Гренадёр-медсестра, молча кивнув, вышла из просторной палаты, в которой я лежал в полном одиночестве, как важное лицо, но быстро вернулась, неся перед собой металлический поднос, накрытый верху толстым слоем марли.
Внезапно в воздухе пронеслась какая-то рябь, от стены до стены, будто летний раскалённый воздух над асфальтированной трассой. Я потёр глаза ладонью. Это ещё что?
— Доктор, вы видели?
— Что? Фёдор Александрович, вам что-то показалось? — как-то неестественно улыбнулся Аристарх Никанорович. — Это может быть последствие ранения, ничего страшного, не переживайте. Софьюшка, ну что же ты так долго?
Доктор положил мне на грудь руку, показавшейся просто неимоверно тяжёлой, и бросил быстрый взгляд на медсестру. Что за спешка такая?
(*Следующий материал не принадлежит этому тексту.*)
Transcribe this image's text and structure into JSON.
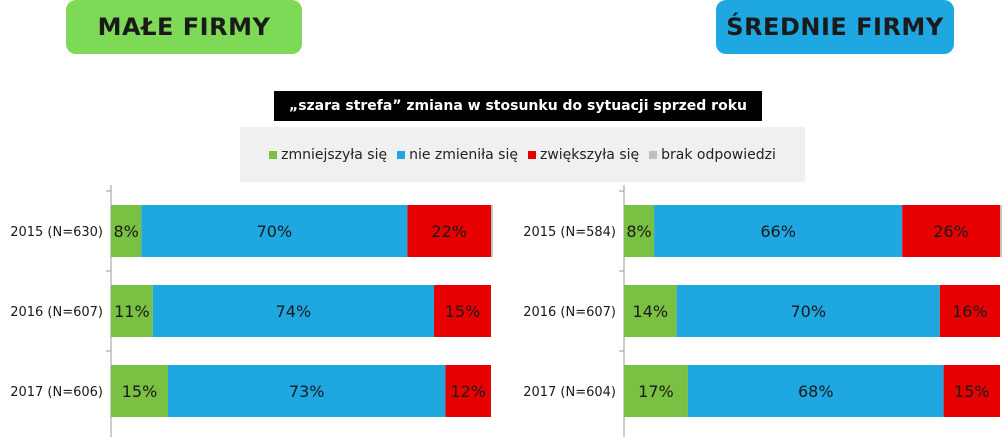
{
  "header": {
    "left_title": "MAŁE FIRMY",
    "right_title": "ŚREDNIE FIRMY",
    "left_color": "#7ed957",
    "right_color": "#1ea7e1"
  },
  "subtitle": "„szara strefa” zmiana w stosunku do sytuacji sprzed roku",
  "legend": [
    {
      "label": "zmniejszyła się",
      "color": "#7ac143"
    },
    {
      "label": "nie zmieniła się",
      "color": "#1ea7e1"
    },
    {
      "label": "zwiększyła się",
      "color": "#e60000"
    },
    {
      "label": "brak odpowiedzi",
      "color": "#bfbfbf"
    }
  ],
  "chart_data": [
    {
      "type": "bar",
      "orientation": "horizontal",
      "stacked": true,
      "title": "MAŁE FIRMY",
      "categories": [
        "2015 (N=630)",
        "2016 (N=607)",
        "2017 (N=606)"
      ],
      "series": [
        {
          "name": "zmniejszyła się",
          "values": [
            8,
            11,
            15
          ],
          "labels": [
            "8%",
            "11%",
            "15%"
          ]
        },
        {
          "name": "nie zmieniła się",
          "values": [
            70,
            74,
            73
          ],
          "labels": [
            "70%",
            "74%",
            "73%"
          ]
        },
        {
          "name": "zwiększyła się",
          "values": [
            22,
            15,
            12
          ],
          "labels": [
            "22%",
            "15%",
            "12%"
          ]
        },
        {
          "name": "brak odpowiedzi",
          "values": [
            0.5,
            0,
            0
          ],
          "labels": [
            "",
            "",
            ""
          ]
        }
      ],
      "xlim": [
        0,
        100
      ]
    },
    {
      "type": "bar",
      "orientation": "horizontal",
      "stacked": true,
      "title": "ŚREDNIE FIRMY",
      "categories": [
        "2015 (N=584)",
        "2016 (N=607)",
        "2017 (N=604)"
      ],
      "series": [
        {
          "name": "zmniejszyła się",
          "values": [
            8,
            14,
            17
          ],
          "labels": [
            "8%",
            "14%",
            "17%"
          ]
        },
        {
          "name": "nie zmieniła się",
          "values": [
            66,
            70,
            68
          ],
          "labels": [
            "66%",
            "70%",
            "68%"
          ]
        },
        {
          "name": "zwiększyła się",
          "values": [
            26,
            16,
            15
          ],
          "labels": [
            "26%",
            "16%",
            "15%"
          ]
        },
        {
          "name": "brak odpowiedzi",
          "values": [
            0.5,
            0,
            0
          ],
          "labels": [
            "",
            "",
            ""
          ]
        }
      ],
      "xlim": [
        0,
        100
      ]
    }
  ]
}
Сестричка с ничего не выражающим лицом откинула марлю с подноса, отломила носик у запаянной стеклянной ампулы, и быстро всосала прозрачную жидкость поршнем шприца со стеклянными стенками.
Вторая волна ряби, ещё более сильная, прошла через палату. Да что же это такое? Доктор уже не улыбался. И его глаза... Мне почудилось, или они на мгновение стали чёрными? Полностью, затопив белок и радужку? Рука Аристарха Никаноровича лежала на груди железной рельсой, вжимая меня в кровать и не давая пошевелиться. Внезапно в голове что-то щёлкнуло. Пенициллин? В тысяча восемьсот тридцатом году? Его изобрели веком с лишним позже. Как и запаянные стеклянные ампулы. Кто ты такой?
Память, прорвав окутавший её туман, вернулась. Образы, события хлынули в голову водопадом, смывая наброшенное на меня заклятье. Я схватился за руку лже-доктора, пытаясь скинуть с себя, но не смог сдвинуть её даже на миллиметр.